With each international crisis inevitably come the self-styled "realists" proclaiming that there is no such thing as public international law. The Vietnam war is no exception, although here, due to the unusual complexity of the facts and the controversy over the applicable rules of international law, many of the published replies to the "realist's" positions have themselves been insubstantial and unconvincing. Let us look first, briefly, at the arguments of one of the realists, and then, with equal brevity, at some of the counter claims. The remainder of this comment will be addressed to the larger issues involved and some suggested avenues for coping with the implementation of the ideal of world peace through world law. Mr. Joseph K. Andonian's impatience with those who would apply international norms to the Vietnam situation probably represents the views of a majority of successful domestic American lawyers.

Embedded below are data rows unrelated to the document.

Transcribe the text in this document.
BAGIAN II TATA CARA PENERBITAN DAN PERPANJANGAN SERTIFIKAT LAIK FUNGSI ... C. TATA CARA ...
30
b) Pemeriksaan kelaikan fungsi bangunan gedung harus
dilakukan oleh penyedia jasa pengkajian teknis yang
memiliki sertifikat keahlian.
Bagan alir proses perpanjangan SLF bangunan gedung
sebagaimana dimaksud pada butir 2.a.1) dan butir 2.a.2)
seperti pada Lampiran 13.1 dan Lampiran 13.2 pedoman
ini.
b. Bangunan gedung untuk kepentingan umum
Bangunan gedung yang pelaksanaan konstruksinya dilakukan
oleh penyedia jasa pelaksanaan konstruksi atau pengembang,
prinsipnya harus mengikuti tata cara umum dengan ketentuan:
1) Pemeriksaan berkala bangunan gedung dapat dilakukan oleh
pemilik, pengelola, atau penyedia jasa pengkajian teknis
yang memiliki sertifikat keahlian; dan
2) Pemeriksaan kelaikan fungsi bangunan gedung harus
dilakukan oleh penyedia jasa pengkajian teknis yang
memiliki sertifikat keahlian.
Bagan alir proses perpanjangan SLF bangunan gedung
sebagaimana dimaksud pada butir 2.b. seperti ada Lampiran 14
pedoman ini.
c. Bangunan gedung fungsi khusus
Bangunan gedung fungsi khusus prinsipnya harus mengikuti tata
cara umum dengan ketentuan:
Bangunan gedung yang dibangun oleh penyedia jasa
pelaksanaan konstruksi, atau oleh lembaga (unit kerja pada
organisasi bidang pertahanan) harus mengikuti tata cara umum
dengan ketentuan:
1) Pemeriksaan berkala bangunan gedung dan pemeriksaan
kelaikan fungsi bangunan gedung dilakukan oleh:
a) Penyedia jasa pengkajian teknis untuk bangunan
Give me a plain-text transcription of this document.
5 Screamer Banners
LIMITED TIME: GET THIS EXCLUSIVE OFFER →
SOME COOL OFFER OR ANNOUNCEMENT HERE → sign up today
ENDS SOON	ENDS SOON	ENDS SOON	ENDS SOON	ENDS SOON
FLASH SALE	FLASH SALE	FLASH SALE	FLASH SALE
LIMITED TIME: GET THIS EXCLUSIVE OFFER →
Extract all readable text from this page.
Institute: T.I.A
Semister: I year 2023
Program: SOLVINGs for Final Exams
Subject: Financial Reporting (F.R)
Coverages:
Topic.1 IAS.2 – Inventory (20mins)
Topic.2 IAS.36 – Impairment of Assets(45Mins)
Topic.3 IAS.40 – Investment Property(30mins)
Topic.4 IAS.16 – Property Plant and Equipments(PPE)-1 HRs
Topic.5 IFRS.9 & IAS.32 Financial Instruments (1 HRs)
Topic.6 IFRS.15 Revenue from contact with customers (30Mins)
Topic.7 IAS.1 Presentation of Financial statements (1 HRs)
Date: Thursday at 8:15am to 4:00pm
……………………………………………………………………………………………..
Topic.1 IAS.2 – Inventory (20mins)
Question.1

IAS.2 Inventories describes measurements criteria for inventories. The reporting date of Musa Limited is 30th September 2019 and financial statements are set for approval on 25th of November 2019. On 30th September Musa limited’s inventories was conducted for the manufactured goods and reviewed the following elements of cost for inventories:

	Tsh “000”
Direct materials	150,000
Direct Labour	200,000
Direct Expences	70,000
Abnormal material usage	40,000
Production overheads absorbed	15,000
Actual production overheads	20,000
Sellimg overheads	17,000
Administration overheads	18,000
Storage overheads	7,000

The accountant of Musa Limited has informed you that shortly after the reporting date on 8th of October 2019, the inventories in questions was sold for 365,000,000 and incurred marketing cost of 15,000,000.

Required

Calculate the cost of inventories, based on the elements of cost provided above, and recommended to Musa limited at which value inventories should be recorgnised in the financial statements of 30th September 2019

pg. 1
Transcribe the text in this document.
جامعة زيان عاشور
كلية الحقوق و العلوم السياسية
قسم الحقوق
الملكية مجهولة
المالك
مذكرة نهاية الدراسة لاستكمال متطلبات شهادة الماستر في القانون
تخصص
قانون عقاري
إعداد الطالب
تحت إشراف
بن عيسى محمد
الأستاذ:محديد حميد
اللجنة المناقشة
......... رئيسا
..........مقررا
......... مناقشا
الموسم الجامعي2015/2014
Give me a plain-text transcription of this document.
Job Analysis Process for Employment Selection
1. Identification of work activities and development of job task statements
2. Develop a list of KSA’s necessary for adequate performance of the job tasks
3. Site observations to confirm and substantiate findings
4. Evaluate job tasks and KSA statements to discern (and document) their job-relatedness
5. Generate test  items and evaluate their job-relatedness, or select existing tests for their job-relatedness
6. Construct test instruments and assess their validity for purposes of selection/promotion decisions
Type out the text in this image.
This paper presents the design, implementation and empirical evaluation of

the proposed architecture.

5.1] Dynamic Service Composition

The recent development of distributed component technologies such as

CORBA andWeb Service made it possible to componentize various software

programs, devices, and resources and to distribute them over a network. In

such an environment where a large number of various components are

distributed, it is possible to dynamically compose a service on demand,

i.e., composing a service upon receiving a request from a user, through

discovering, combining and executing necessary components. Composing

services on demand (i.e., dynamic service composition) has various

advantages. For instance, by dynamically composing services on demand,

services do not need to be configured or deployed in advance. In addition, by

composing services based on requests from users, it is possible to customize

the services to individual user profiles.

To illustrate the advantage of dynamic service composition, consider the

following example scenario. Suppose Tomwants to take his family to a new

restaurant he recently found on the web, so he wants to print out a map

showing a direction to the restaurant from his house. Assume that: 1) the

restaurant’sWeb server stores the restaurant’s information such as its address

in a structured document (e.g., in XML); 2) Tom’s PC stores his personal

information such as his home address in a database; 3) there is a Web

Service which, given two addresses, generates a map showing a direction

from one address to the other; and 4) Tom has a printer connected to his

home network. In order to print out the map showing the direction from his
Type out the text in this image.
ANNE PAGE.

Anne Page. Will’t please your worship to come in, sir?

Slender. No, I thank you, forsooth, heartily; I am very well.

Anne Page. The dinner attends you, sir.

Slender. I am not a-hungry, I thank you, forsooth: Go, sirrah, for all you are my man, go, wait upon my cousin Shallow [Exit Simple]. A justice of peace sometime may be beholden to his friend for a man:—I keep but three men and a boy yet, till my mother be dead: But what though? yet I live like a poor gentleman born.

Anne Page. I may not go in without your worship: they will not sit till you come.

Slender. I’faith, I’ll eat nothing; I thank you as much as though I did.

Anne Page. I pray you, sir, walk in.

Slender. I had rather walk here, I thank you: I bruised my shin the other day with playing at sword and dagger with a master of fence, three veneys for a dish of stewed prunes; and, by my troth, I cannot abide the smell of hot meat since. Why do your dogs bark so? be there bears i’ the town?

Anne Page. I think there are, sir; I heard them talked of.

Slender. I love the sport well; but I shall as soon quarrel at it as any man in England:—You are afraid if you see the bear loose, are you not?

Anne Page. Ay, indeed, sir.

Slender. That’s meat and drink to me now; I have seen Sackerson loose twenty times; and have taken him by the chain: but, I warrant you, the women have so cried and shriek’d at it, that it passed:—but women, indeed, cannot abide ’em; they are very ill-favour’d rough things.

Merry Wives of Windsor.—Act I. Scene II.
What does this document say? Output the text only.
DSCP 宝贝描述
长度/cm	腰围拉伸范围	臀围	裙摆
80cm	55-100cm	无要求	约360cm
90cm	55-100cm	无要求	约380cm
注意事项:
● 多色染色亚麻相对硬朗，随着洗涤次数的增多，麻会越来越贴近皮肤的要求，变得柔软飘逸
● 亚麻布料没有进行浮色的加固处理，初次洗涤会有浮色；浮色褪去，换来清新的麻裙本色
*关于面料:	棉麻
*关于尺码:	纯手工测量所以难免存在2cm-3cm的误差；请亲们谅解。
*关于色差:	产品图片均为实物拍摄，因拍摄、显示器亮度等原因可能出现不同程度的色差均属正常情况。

He claims in an article entitled "Law and Vietnam" that lawyers "make a mockery of law" when they "indulge in the pretense that the question of our involvement in Vietnam is a conventional legal matter. Andonian asserts that since there is no binding, enforceable, customary international law governing the Vietnam conflict, lawyers should not pretend otherwise. Such pretense confuses the public and denigrates the idea of the rule of law. Rather, Mr. Andonian argues, lawyers should expend their efforts to help bring about a sense of "community" in international relations by promoting increases in travel, trade, communications, and a sense of commitment to the world community. With the advent of this commitment, we may expect to see the gradual creation of an international legislature, an organized judicial system employing compulsory jurisdiction, and an international police force to back up the legislature and judiciary. Only then, he concludes, can lawyers meaningfully discuss questions of international law.